KABUL (REUTERS) – Al-Qaeda chief Ayman al-Zawahiri, who had a US$25 million (S$34.50 million) US bounty on his head, survived years in Afghanistan’s rugged mountains, but his last months were spent in an upscale Kabul neighbourhood where top officials from the Taliban also live.

US officials said Hellfire missiles from a US drone killed the 71-year-old when he came out on the balcony of a safe house in Kabul on Sunday morning.

US President Joe Biden said no civilians were killed.

The Taliban confirmed an air strike on a residential house in the Sherpoor area of Kabul, but said there were no casualties.

Zawahiri moved to a “very safe place” in Kabul a few months after the Taliban took control of Afghanistan in August last year, a senior leader of the radical group told Reuters on Tuesday (Aug 2) on the condition of anonymity.

Taliban spokesperson Zabihullah Mujahid condemned the drone strike and called it a violation of “international principles”.
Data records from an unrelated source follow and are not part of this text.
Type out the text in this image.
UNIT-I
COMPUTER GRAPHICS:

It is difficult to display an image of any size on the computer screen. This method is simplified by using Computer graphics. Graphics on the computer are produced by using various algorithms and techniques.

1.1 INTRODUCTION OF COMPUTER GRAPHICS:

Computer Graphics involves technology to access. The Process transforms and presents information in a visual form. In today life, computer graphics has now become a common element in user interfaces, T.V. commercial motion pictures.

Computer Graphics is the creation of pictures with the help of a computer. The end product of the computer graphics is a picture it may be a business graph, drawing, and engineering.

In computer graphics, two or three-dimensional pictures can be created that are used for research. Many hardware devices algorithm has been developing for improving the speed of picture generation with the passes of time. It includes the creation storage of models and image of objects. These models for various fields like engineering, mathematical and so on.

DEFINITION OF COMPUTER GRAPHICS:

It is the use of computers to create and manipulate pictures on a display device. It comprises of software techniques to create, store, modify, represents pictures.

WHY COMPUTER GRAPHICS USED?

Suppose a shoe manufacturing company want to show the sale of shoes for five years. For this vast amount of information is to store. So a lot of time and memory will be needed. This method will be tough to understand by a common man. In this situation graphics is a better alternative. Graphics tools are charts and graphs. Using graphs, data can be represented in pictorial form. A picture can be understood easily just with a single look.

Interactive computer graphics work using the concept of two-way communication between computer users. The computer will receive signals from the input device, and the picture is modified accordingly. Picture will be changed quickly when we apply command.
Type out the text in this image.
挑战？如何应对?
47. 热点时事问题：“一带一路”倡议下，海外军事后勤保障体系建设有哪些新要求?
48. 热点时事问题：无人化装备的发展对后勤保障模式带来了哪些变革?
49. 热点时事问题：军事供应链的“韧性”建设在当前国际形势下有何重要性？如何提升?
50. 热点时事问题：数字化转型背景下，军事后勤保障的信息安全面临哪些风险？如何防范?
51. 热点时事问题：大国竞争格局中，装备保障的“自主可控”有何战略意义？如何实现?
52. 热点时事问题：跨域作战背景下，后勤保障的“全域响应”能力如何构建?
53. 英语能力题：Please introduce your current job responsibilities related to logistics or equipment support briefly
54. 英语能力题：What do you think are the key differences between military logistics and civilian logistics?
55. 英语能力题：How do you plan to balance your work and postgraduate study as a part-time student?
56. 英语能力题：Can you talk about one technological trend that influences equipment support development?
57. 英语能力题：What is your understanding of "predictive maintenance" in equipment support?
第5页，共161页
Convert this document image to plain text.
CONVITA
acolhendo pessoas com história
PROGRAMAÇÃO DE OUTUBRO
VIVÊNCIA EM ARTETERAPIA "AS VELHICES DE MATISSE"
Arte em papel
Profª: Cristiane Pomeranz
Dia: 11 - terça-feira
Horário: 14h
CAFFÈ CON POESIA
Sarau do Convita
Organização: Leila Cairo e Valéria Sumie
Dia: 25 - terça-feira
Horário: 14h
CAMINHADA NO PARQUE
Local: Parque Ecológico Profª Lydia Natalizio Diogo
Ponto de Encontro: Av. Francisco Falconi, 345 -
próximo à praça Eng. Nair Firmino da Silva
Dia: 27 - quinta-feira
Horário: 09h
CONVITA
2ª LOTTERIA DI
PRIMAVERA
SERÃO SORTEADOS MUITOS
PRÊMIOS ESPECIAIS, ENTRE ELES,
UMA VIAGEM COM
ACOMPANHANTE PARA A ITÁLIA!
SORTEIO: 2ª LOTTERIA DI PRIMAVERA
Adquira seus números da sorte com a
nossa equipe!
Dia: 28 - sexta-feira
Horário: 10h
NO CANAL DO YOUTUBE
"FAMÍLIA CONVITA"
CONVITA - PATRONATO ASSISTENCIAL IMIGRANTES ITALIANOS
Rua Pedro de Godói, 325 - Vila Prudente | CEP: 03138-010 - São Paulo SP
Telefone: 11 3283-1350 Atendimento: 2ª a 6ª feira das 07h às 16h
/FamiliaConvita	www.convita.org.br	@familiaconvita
Two Taliban spokesmen did not respond to Reuters request seeking details about Zawahiri’s death.

Unverified pictures on social media of what was described as the target of the attack showed shattered windows of a pink building, its fences topped with rolls of barbed wires.

The house appeared two to three stories tall and ringed by trees.

Sherpoor is a quiet, leafy part of Kabul with large houses, where former Afghan general and ethnic Uzbek strongman Abdul Rashid Dostum had lived, among other local dignitaries.

Some houses have swimming pools in their attached gardens.

US and Nato embassies are within a few km of the area.